Wie sieht das perfekte Urlaubsauto aus? Geräumig, komfortabel und sparsam. Aber ein Renault Twingo? Für mehrere hundert Kilometer Fahrtstrecke? Völlig aberwitzig und total bekloppt. Zumindest laut der Meinung meiner Kollegen, als sie von meiner Wahl erfuhren. Dabei gibt es einen guten Grund für den lediglich 3,60 Meter langen Winzling: Ich fahre in sein Heimatland Slowenien. Dort wird er gemeinsam mit dem Smart Forfour in Novo Mesto gebaut. Revoz heißt das Unternehmen ganz offiziell, hier liefen auch der letzte Renault 4 und der letzte Renault 5 vom Band.

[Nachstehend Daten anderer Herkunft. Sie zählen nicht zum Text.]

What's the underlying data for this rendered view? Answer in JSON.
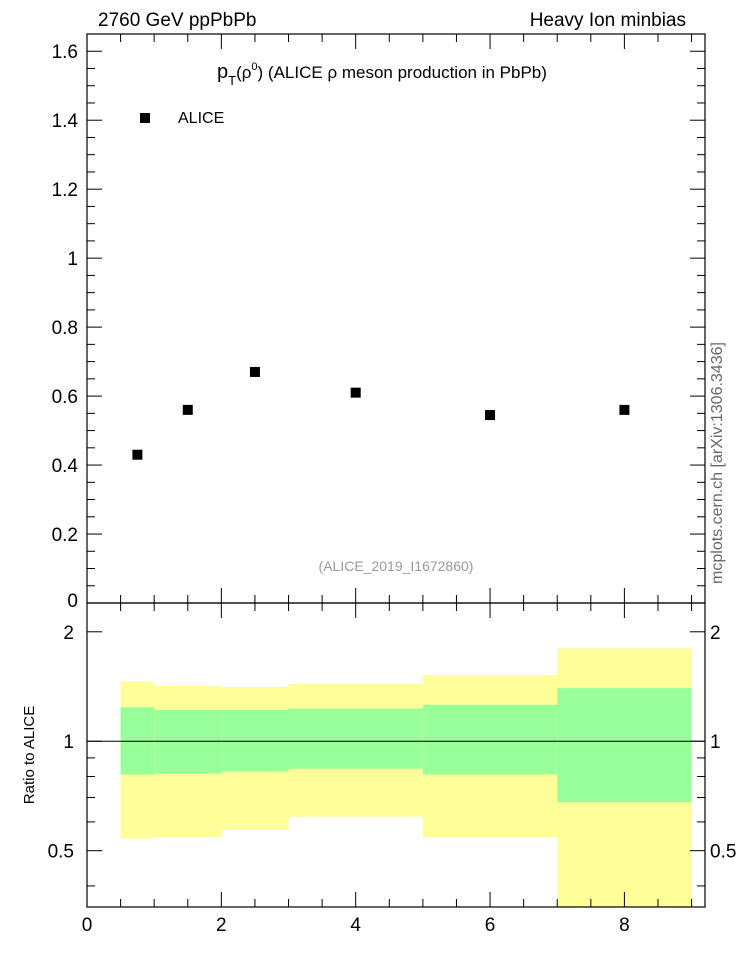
{
  "header": {
    "left": "2760 GeV ppPbPb",
    "right": "Heavy Ion minbias"
  },
  "side_label": "mcplots.cern.ch [arXiv:1306.3436]",
  "chart_data": [
    {
      "type": "scatter",
      "title_parts": {
        "p": "p",
        "sub": "T",
        "open": "(ρ",
        "sup": "0",
        "rest": ") (ALICE ρ meson production in PbPb)"
      },
      "legend": [
        "ALICE"
      ],
      "annotation": "(ALICE_2019_I1672860)",
      "xlim": [
        0,
        9.2
      ],
      "ylim": [
        0,
        1.65
      ],
      "yticks": [
        0,
        0.2,
        0.4,
        0.6,
        0.8,
        1,
        1.2,
        1.4,
        1.6
      ],
      "yticklabels": [
        "0",
        "0.2",
        "0.4",
        "0.6",
        "0.8",
        "1",
        "1.2",
        "1.4",
        "1.6"
      ],
      "series": [
        {
          "name": "ALICE",
          "x": [
            0.75,
            1.5,
            2.5,
            4,
            6,
            8
          ],
          "y": [
            0.43,
            0.56,
            0.67,
            0.61,
            0.545,
            0.56
          ]
        }
      ]
    },
    {
      "type": "area",
      "ylabel": "Ratio to ALICE",
      "xlim": [
        0,
        9.2
      ],
      "ylim": [
        0.35,
        2.4
      ],
      "yticks": [
        0.5,
        1,
        2
      ],
      "yticklabels": [
        "0.5",
        "1",
        "2"
      ],
      "xticks": [
        0,
        2,
        4,
        6,
        8
      ],
      "xticklabels": [
        "0",
        "2",
        "4",
        "6",
        "8"
      ],
      "reference_line": 1,
      "bands": {
        "bin_edges": [
          0.5,
          1.0,
          2.0,
          3.0,
          5.0,
          7.0,
          9.0
        ],
        "outer_low": [
          0.54,
          0.545,
          0.57,
          0.62,
          0.545,
          0.35
        ],
        "outer_high": [
          1.46,
          1.42,
          1.41,
          1.44,
          1.52,
          1.8
        ],
        "inner_low": [
          0.81,
          0.815,
          0.825,
          0.84,
          0.81,
          0.68
        ],
        "inner_high": [
          1.24,
          1.22,
          1.22,
          1.23,
          1.26,
          1.4
        ],
        "outer_color": "#ffff99",
        "inner_color": "#99ff99"
      }
    }
  ]
}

Ein sympathisches Autochen
Trotz über einem Jahrzehnt EU-Mitgliedschaft und Euro-Bargeld ist Slowenien in Sachen Tourismus für viele Reisende noch immer „Terra Incognita“. Die Mehrheit kennt das Land höchstens vom Transit zwischen Österreich und Kroatien. So viel sei verraten: Ihnen entgeht was. Entgeht mir etwas im Twingo? Zugegeben, auch ich bin beim Anblick von Renaults Kleinstem zunächst skeptisch. Wird dort das ganze Reisegepäck hineinpassen? Zumindest wirkt der Twingo sympathisch: Ein gefälliges Design ohne Aggressionen und Übertreibungen wie beim technisch gleichen Smart Forfour. Extrovertiert ist einzig der Farbton „Ultraviolett“ meines Testwagens.

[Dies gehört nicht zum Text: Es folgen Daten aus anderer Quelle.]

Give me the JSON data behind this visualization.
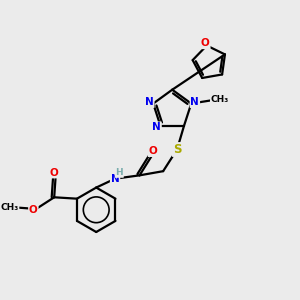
{
  "bg_color": "#ebebeb",
  "atom_colors": {
    "C": "#000000",
    "N": "#0000ee",
    "O": "#ee0000",
    "S": "#aaaa00",
    "H": "#7aadad"
  },
  "bond_color": "#000000",
  "lw": 1.6
}
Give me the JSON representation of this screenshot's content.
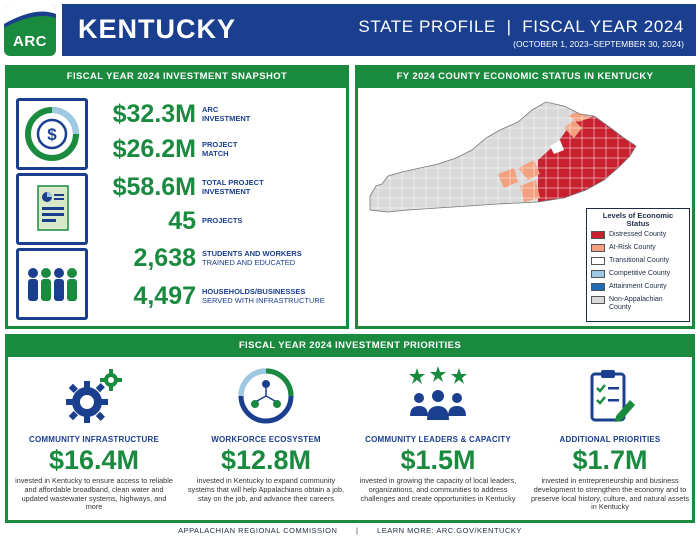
{
  "header": {
    "logo_text": "ARC",
    "state": "KENTUCKY",
    "profile_title": "STATE PROFILE  |  FISCAL YEAR 2024",
    "profile_sub": "(OCTOBER 1, 2023–SEPTEMBER 30, 2024)"
  },
  "snapshot": {
    "title": "FISCAL YEAR 2024 INVESTMENT SNAPSHOT",
    "stats": [
      {
        "value": "$32.3M",
        "label_bold": "ARC",
        "label_bold2": "INVESTMENT",
        "label": ""
      },
      {
        "value": "$26.2M",
        "label_bold": "PROJECT",
        "label_bold2": "MATCH",
        "label": ""
      },
      {
        "value": "$58.6M",
        "label_bold": "TOTAL PROJECT",
        "label_bold2": "INVESTMENT",
        "label": ""
      },
      {
        "value": "45",
        "label_bold": "PROJECTS",
        "label_bold2": "",
        "label": ""
      },
      {
        "value": "2,638",
        "label_bold": "STUDENTS AND WORKERS",
        "label_bold2": "",
        "label": "TRAINED AND EDUCATED"
      },
      {
        "value": "4,497",
        "label_bold": "HOUSEHOLDS/BUSINESSES",
        "label_bold2": "",
        "label": "SERVED WITH INFRASTRUCTURE"
      }
    ]
  },
  "map": {
    "title": "FY 2024 COUNTY ECONOMIC STATUS IN KENTUCKY",
    "legend_title": "Levels of Economic Status",
    "legend": [
      {
        "label": "Distressed County",
        "color": "#c8202f"
      },
      {
        "label": "At-Risk County",
        "color": "#f2a07e"
      },
      {
        "label": "Transitional County",
        "color": "#ffffff"
      },
      {
        "label": "Competitive County",
        "color": "#9ec9e2"
      },
      {
        "label": "Attainment County",
        "color": "#1f6bb3"
      },
      {
        "label": "Non-Appalachian County",
        "color": "#d9d9d9"
      }
    ]
  },
  "priorities": {
    "title": "FISCAL YEAR 2024 INVESTMENT PRIORITIES",
    "items": [
      {
        "title": "COMMUNITY INFRASTRUCTURE",
        "amount": "$16.4M",
        "desc": "invested in Kentucky to ensure access to reliable and affordable broadband, clean water and updated wastewater systems, highways, and more",
        "icon": "gears-icon"
      },
      {
        "title": "WORKFORCE ECOSYSTEM",
        "amount": "$12.8M",
        "desc": "invested in Kentucky to expand community systems that will help Appalachians obtain a job, stay on the job, and advance their careers",
        "icon": "network-people-icon"
      },
      {
        "title": "COMMUNITY LEADERS & CAPACITY",
        "amount": "$1.5M",
        "desc": "invested in growing the capacity of local leaders, organizations, and communities to address challenges and create opportunities in Kentucky",
        "icon": "leaders-stars-icon"
      },
      {
        "title": "ADDITIONAL PRIORITIES",
        "amount": "$1.7M",
        "desc": "invested in entrepreneurship and business development to strengthen the economy and to preserve local history, culture, and natural assets in Kentucky",
        "icon": "clipboard-check-icon"
      }
    ]
  },
  "footer": {
    "org": "APPALACHIAN REGIONAL COMMISSION",
    "sep": "|",
    "link": "LEARN MORE: ARC.GOV/KENTUCKY"
  },
  "colors": {
    "green": "#1a8a3f",
    "navy": "#1b3f8f",
    "distressed": "#c8202f",
    "at_risk": "#f2a07e",
    "non_appalachian": "#d9d9d9"
  }
}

Zwischen praktisch und fummelig
Während des Beladevorgangs sehe ich mir den Twingo genauer an. Weil das aktuelle Modell aufgrund der gemeinsamen Entwicklung mit Smart einen Heckmotor aufweist, befinden sich die Achsen an den äußersten Enden der Karosserie. Zugleich führt dieses Konzept auch dazu, dass man verhältnismäßig hoch sitzt. Prima für den Einstieg und an Mautstellen, weniger prima für Menschen mit langen Beinen. Im Cockpit verzichtet Renault auf einen Drehzahlmesser und eine Anzeige für die Wassertemperatur. Durchaus nobel wirkt hingegen das kleine, unten abgeflachte Lederlenkrad der Topversion „Intens“. Mit an Bord sind das Doppelkupplungsgetriebe EDC, dessen Fahrstufen-Anzeige neben dem Hebel leider nicht farblich abgesetzt ist und das einfach zu bedienende Multimedia-System „R-Link“ mit Touchscreen und Navi. Tipp: Nehmen Sie lieber nicht die weiße Einrahmung des Armaturenbretts, bei Sonnenschein wird diese Farbgebung zum Pferdefuß. Eine Frage der Übung ist das Öffnen der vorderen Haube zum Nachfüllen des Wischwassers: Zwei Abdeckungen im Grill lösen, Schloss per Schlüssel entriegeln, zwei Hebel ziehen und die Haube vorziehen. Ähnlich komplex ist die ganze Chose beim Schließen, dankenswerterweise hat Renault den Wasserbehälter üppig dimensioniert. Trotzdem: Eine praktische Serviceklappe wie einst beim Audi A2 wäre schön.
Geräumiger als gedacht
Als überraschend gut entpuppt sich das Raumangebot: Vorne kommen sich zwei Personen nicht in die Quere, weil es einerseits keine massive Mittelkonsole gibt und andererseits die Türverkleidungen minimalistisch gehalten sind. Hinten ändert sich das Bild, mangels Beinfreiheit sind hier Kinder besser aufgehoben. Alternativ nutzt man Reihe zwei als zusätzliche Gepäckablage, zumal die Lehnen zu einer ebenen Fläche umklappen. Dabei sorgt der Platz hinter der gläsernen Heckklappe für eine weitere Überraschung: Zwei Trolleykoffer passen hinein, daneben bleibt sogar noch Platz für eine Einkaufstasche. Kritikwürdig sind aber die fummeligen hinteren Türgriffe, zudem gibt es dort nur Ausstellfenster.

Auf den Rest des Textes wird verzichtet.